Dans cet album pour les plus grands, Olivier Douzou traite du genre en jouant avec inventivité sur celui de la grammaire. Un texte sous forme d’exercice de style, pas si simple, où les mots se finissant habituellement en « il » sont remplacés par des « elle » et inversement. Une gymnastique intellectuelle qui, une fois comprise, nous révèle un texte plein de poésie et toute l’ambiguïté et l’incertitude d’une enfant à la recherche de son identité sexuelle. Les très belles illustrations au fusain, brutes, graphiques, achèvent de nous transporter dans ce texte libre et sans tabou. Un poème tout en « je » de Buffalo Belle termine cet album unique et indispensable.

Pour en savoir plus sur l’album, le Rouergue propose sur leur site une interview de l’auteur.

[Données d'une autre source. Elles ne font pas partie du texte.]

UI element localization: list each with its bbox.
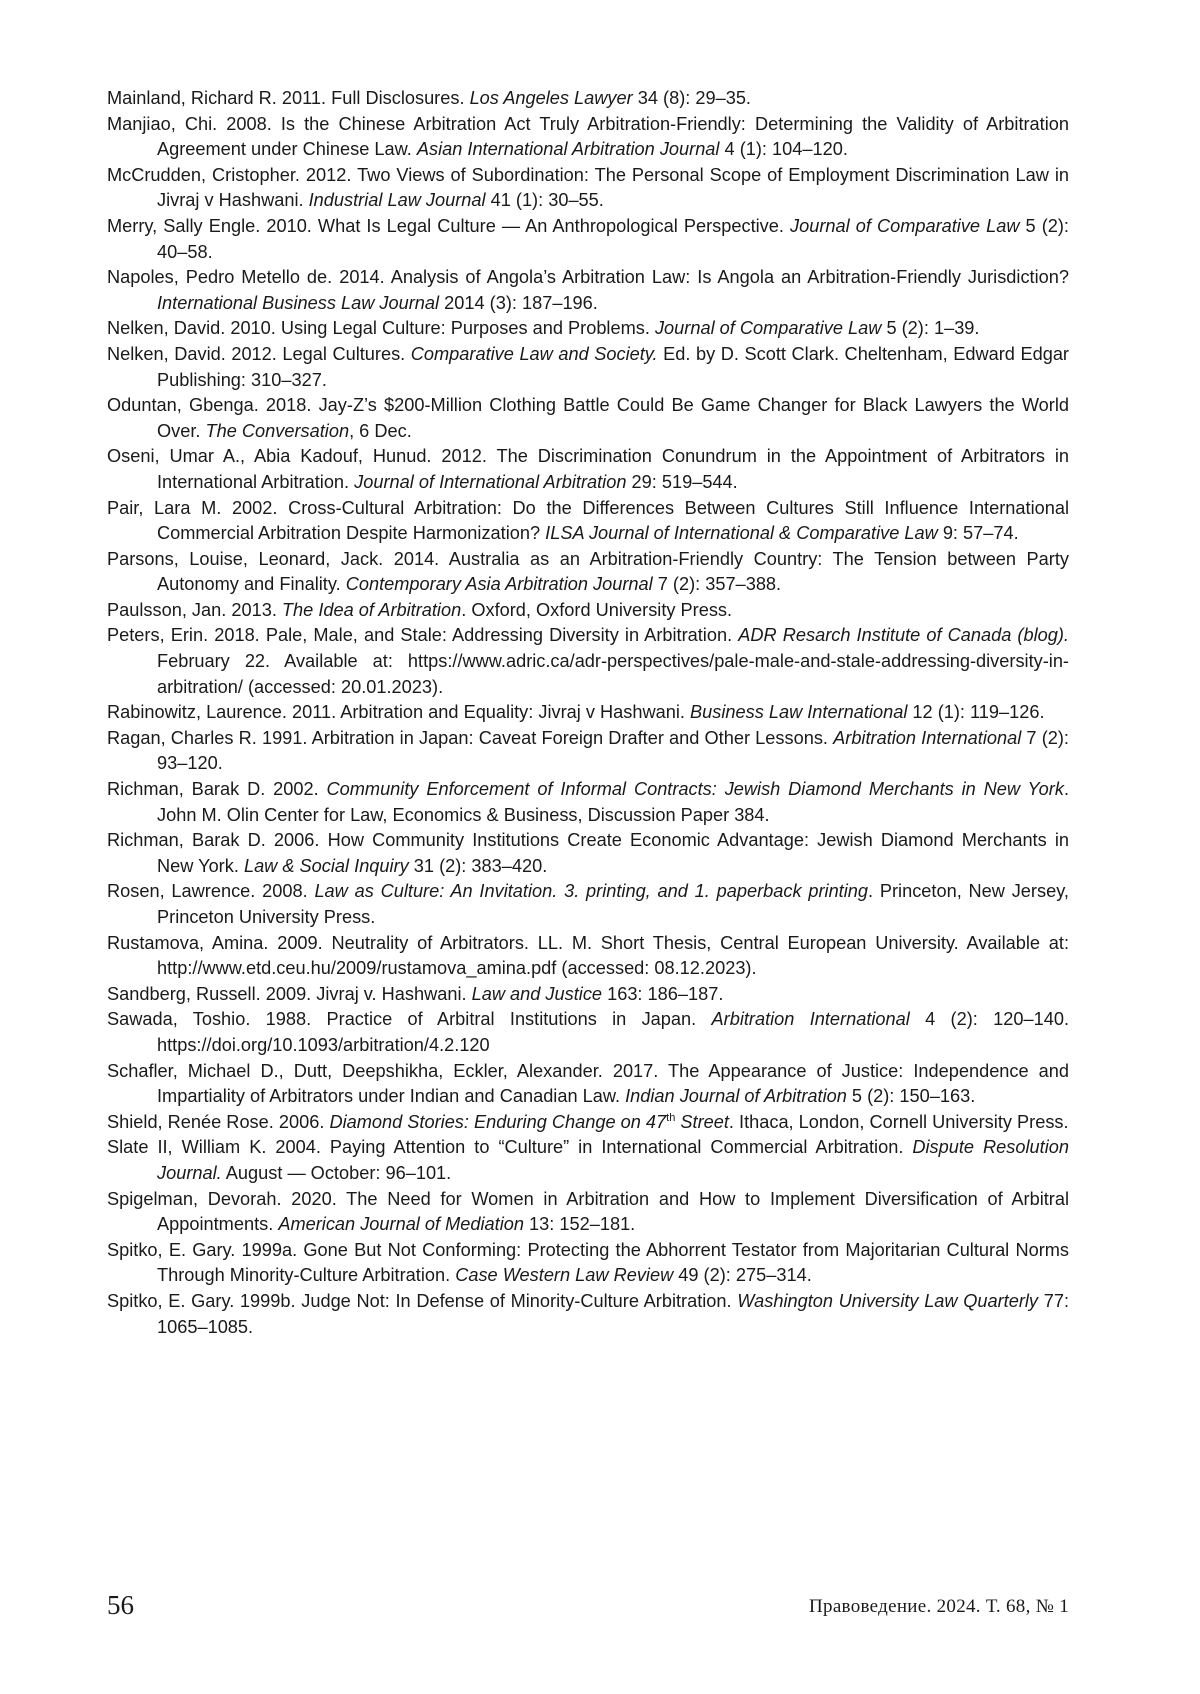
reference-details: February 22. Available at: https://www.adric.ca/adr-perspectives/pale-male-and-stale-addressing-diversity-in-arbitration/ (accessed: 20.01.2023). <box>157 651 1069 697</box>
reference-source-title: Law & Social Inquiry <box>243 855 409 876</box>
reference-text: Schafler, Michael D., Dutt, Deepshikha, Eckler, Alexander. 2017. The Appearance of Justice: Independence and Impartiality of Arbitrators under Indian and Canadian Law. <box>107 1060 1069 1107</box>
reference-details: 49 (2): 275–314. <box>673 1265 812 1286</box>
reference-details: . John M. Olin Center for Law, Economics & Business, Discussion Paper 384. <box>157 779 1069 825</box>
reference-entry <box>107 1289 1069 1340</box>
reference-text: Napoles, Pedro Metello de. 2014. Analysis of Angola’s Arbitration Law: Is Angola an Arbitration-Friendly Jurisdiction? <box>107 267 1069 288</box>
reference-source-title: Dispute Resolution Journal. <box>157 1137 1069 1183</box>
reference-source-title: Arbitration International <box>833 727 1022 748</box>
reference-entry <box>107 828 1069 879</box>
reference-source-title: Arbitration International <box>711 1009 910 1030</box>
reference-entry <box>107 342 1069 393</box>
reference-superscript: th <box>666 1111 676 1124</box>
reference-text: Oduntan, Gbenga. 2018. Jay-Z’s $200-Million Clothing Battle Could Be Game Changer for Black Lawyers the World Over. <box>107 395 1069 441</box>
reference-entry <box>107 982 1069 1008</box>
reference-details: 77: 1065–1085. <box>157 1290 1069 1337</box>
reference-details: August — October: 96–101. <box>221 1162 452 1183</box>
reference-text: Shield, Renée Rose. 2006. <box>107 1111 330 1132</box>
reference-source-title: Contemporary Asia Arbitration Journal <box>345 574 653 595</box>
reference-source-title: Community Enforcement of Informal Contracts: Jewish Diamond Merchants in New York <box>326 779 1064 800</box>
reference-text: Merry, Sally Engle. 2010. What Is Legal Culture — An Anthropological Perspective. <box>107 215 790 236</box>
reference-text: Manjiao, Chi. 2008. Is the Chinese Arbitration Act Truly Arbitration-Friendly: Determining the Validity of Arbitration Agreement under Chinese Law. <box>107 113 1069 160</box>
reference-details: Ed. by D. Scott Clark. Cheltenham, Edward Edgar Publishing: 310–327. <box>157 343 1069 390</box>
reference-text: Rabinowitz, Laurence. 2011. Arbitration and Equality: Jivraj v Hashwani. <box>107 702 690 723</box>
reference-source-title: International Business Law Journal <box>157 292 440 313</box>
reference-source-title: Journal of Comparative Law <box>654 318 882 339</box>
reference-details: 7 (2): 357–388. <box>652 574 782 595</box>
reference-source-title: Diamond Stories: Enduring Change on 47 <box>329 1111 667 1132</box>
reference-source-title: Journal of International Arbitration <box>354 471 627 492</box>
reference-details: , 6 Dec. <box>349 420 412 441</box>
reference-source-title: Law as Culture: An Invitation. 3. printing, and 1. paperback printing <box>314 881 869 902</box>
reference-details: 7 (2): 93–120. <box>157 727 1069 774</box>
reference-details: 31 (2): 383–420. <box>408 855 548 876</box>
reference-entry <box>107 112 1069 163</box>
reference-source-title: Case Western Law Review <box>455 1265 674 1286</box>
reference-entry <box>107 163 1069 214</box>
reference-source-title: Business Law International <box>689 702 908 723</box>
reference-text: Nelken, David. 2010. Using Legal Culture: Purposes and Problems. <box>107 318 655 339</box>
reference-entry <box>107 265 1069 316</box>
reference-source-title: Journal of Comparative Law <box>790 215 1020 236</box>
reference-source-title: Los Angeles Lawyer <box>469 88 633 108</box>
reference-entry <box>107 444 1069 495</box>
reference-text: Paulsson, Jan. 2013. <box>107 599 282 620</box>
reference-source-title: American Journal of Mediation <box>278 1214 524 1235</box>
reference-source-title: Asian International Arbitration Journal <box>416 139 720 160</box>
reference-text: Parsons, Louise, Leonard, Jack. 2014. Australia as an Arbitration-Friendly Country: The Tension between Party Autonomy and Finality. <box>107 548 1069 595</box>
reference-text: Spitko, E. Gary. 1999a. Gone But Not Conforming: Protecting the Abhorrent Testator from Majoritarian Cultural Norms Through Minority-Culture Arbitration. <box>107 1239 1069 1286</box>
reference-entry <box>107 214 1069 265</box>
reference-entry <box>107 1135 1069 1186</box>
reference-details: 34 (8): 29–35. <box>632 88 751 108</box>
reference-details: 9: 57–74. <box>937 523 1019 544</box>
reference-source-title: Street <box>675 1111 729 1132</box>
reference-text: Rosen, Lawrence. 2008. <box>107 881 315 902</box>
reference-text: Rustamova, Amina. 2009. Neutrality of Arbitrators. LL. M. Short Thesis, Central European University. Available at: http://www.etd.ceu.hu/2009/rustamova_amina.pdf (accessed: 08.12.2023). <box>107 932 1069 979</box>
reference-text: Slate II, William K. 2004. Paying Attention to “Culture” in International Commercial Arbitration. <box>107 1137 913 1158</box>
reference-text: Mainland, Richard R. 2011. Full Disclosures. <box>107 88 470 108</box>
reference-text: Oseni, Umar A., Abia Kadouf, Hunud. 2012. The Discrimination Conundrum in the Appointment of Arbitrators in International Arbitration. <box>107 446 1069 492</box>
reference-text: Peters, Erin. 2018. Pale, Male, and Stale: Addressing Diversity in Arbitration. <box>107 625 739 646</box>
reference-text: Pair, Lara M. 2002. Cross-Cultural Arbitration: Do the Differences Between Cultures Still Influence International Commercial Arbitration Despite Harmonization? <box>107 497 1069 544</box>
reference-entry <box>107 1007 1069 1058</box>
reference-source-title: ILSA Journal of International & Comparative Law <box>545 523 938 544</box>
reference-entry <box>107 598 1069 624</box>
reference-source-title: Comparative Law and Society. <box>410 343 658 364</box>
reference-entry <box>107 1187 1069 1238</box>
reference-text: Spitko, E. Gary. 1999b. Judge Not: In Defense of Minority-Culture Arbitration. <box>107 1290 738 1311</box>
reference-text: Spigelman, Devorah. 2020. The Need for Women in Arbitration and How to Implement Diversification of Arbitral Appointments. <box>107 1188 1069 1235</box>
reference-details: 13: 152–181. <box>523 1214 636 1235</box>
reference-details: 12 (1): 119–126. <box>907 702 1045 723</box>
reference-entry <box>107 86 1069 112</box>
reference-details: 41 (1): 30–55. <box>485 190 604 211</box>
reference-entry <box>107 1110 1069 1136</box>
reference-text: Sandberg, Russell. 2009. Jivraj v. Hashwani. <box>107 983 472 1004</box>
reference-details: 5 (2): 150–163. <box>846 1086 976 1107</box>
reference-source-title: Law and Justice <box>471 983 603 1004</box>
reference-entry <box>107 726 1069 777</box>
reference-entry <box>107 700 1069 726</box>
reference-entry <box>107 879 1069 930</box>
page-number: 56 <box>107 1590 134 1620</box>
reference-text: Ragan, Charles R. 1991. Arbitration in Japan: Caveat Foreign Drafter and Other Lessons. <box>107 727 834 748</box>
reference-text: Sawada, Toshio. 1988. Practice of Arbitral Institutions in Japan. <box>107 1009 712 1030</box>
reference-entry <box>107 393 1069 444</box>
reference-details: 2014 (3): 187–196. <box>439 292 598 313</box>
reference-source-title: Industrial Law Journal <box>308 190 486 211</box>
running-title: Правоведение. 2024. Т. 68, № 1 <box>809 1596 1069 1617</box>
reference-text: McCrudden, Cristopher. 2012. Two Views of Subordination: The Personal Scope of Employment Discrimination Law in Jivraj v Hashwani. <box>107 164 1069 211</box>
reference-text: Richman, Barak D. 2006. How Community Institutions Create Economic Advantage: Jewish Diamond Merchants in New York. <box>107 830 1069 876</box>
reference-entry <box>107 496 1069 547</box>
reference-details: 163: 186–187. <box>602 983 724 1004</box>
reference-details: 5 (2): 1–39. <box>881 318 980 339</box>
reference-list <box>107 86 1069 1340</box>
reference-text: Richman, Barak D. 2002. <box>107 779 327 800</box>
reference-source-title: Washington University Law Quarterly <box>737 1290 1039 1311</box>
reference-source-title: Indian Journal of Arbitration <box>625 1086 847 1107</box>
reference-source-title: ADR Resarch Institute of Canada (blog). <box>738 625 1069 646</box>
reference-entry <box>107 1059 1069 1110</box>
reference-text: Nelken, David. 2012. Legal Cultures. <box>107 343 411 364</box>
reference-details: 4 (2): 120–140. https://doi.org/10.1093/arbitration/4.2.120 <box>157 1009 1069 1055</box>
reference-details: 5 (2): 40–58. <box>157 215 1069 262</box>
reference-source-title: The Idea of Arbitration <box>281 599 462 620</box>
reference-source-title: The Conversation <box>205 420 350 441</box>
reference-details: 4 (1): 104–120. <box>719 139 848 160</box>
reference-details: . Princeton, New Jersey, Princeton University Press. <box>157 881 1069 927</box>
reference-entry <box>107 623 1069 700</box>
reference-entry <box>107 777 1069 828</box>
reference-entry <box>107 547 1069 598</box>
reference-details: . Ithaca, London, Cornell University Press. <box>728 1111 1069 1132</box>
reference-entry <box>107 1238 1069 1289</box>
reference-details: . Oxford, Oxford University Press. <box>461 599 733 620</box>
reference-entry <box>107 931 1069 982</box>
reference-details: 29: 519–544. <box>626 471 738 492</box>
reference-entry <box>107 316 1069 342</box>
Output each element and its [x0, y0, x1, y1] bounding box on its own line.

Buffalo belle, Olivier Douzou (Rouergue)
disponible depuis le 2 mars 2016
9782812610554 – 12€
à partir de 10 ans
Je suis qui je suis – Catherine Grive

9782812610585,0-3163132

Depuis toujours, Raph’ a un gros chagrin, quelque chose qui l’empêche de se sentir bien. C’est l’été, Raph’ passe son temps à fouiller les boîtes aux lettres de ses voisins, et lors d’une sortie avec son copain Bastien, Raph’ rencontre Sarah avec qui l’ado sympathise. C’est peut-être le début de la disparation de son chagrin ?

★★★☆☆

Si Rahp’ ne parvient pas à nommer ce chagrin qui l’habite, nous découvrons petit à petit de quoi il retourne. C’est avec une certaine finesse que Catherine Grive nous parle de cette difficulté à comprendre ce que l’on est au fond de soi. Raph’ est-elle un garçon ? Est-il une fille ? Il nous faut aussi à nous lecteur une bonne cinquantaine de pages pour comprendre si Raph’ est un garçon ou une fille de naissance, l’auteur ne nous donnant que peu d’indices. Alors que l’été avance et que Raph’ trouve en Sarah une véritable amie, son chagrin va petit à petit se dénouer et la jeune fille lui apporter de l’espoir. Dommage que la fin de l’histoire soit un peu rapide ! Néanmoins, Je suis qui je suis est un roman sensible, construit autour de non-dits, et un beau portrait d’adolescence en quête de construction de son identité sexuelle.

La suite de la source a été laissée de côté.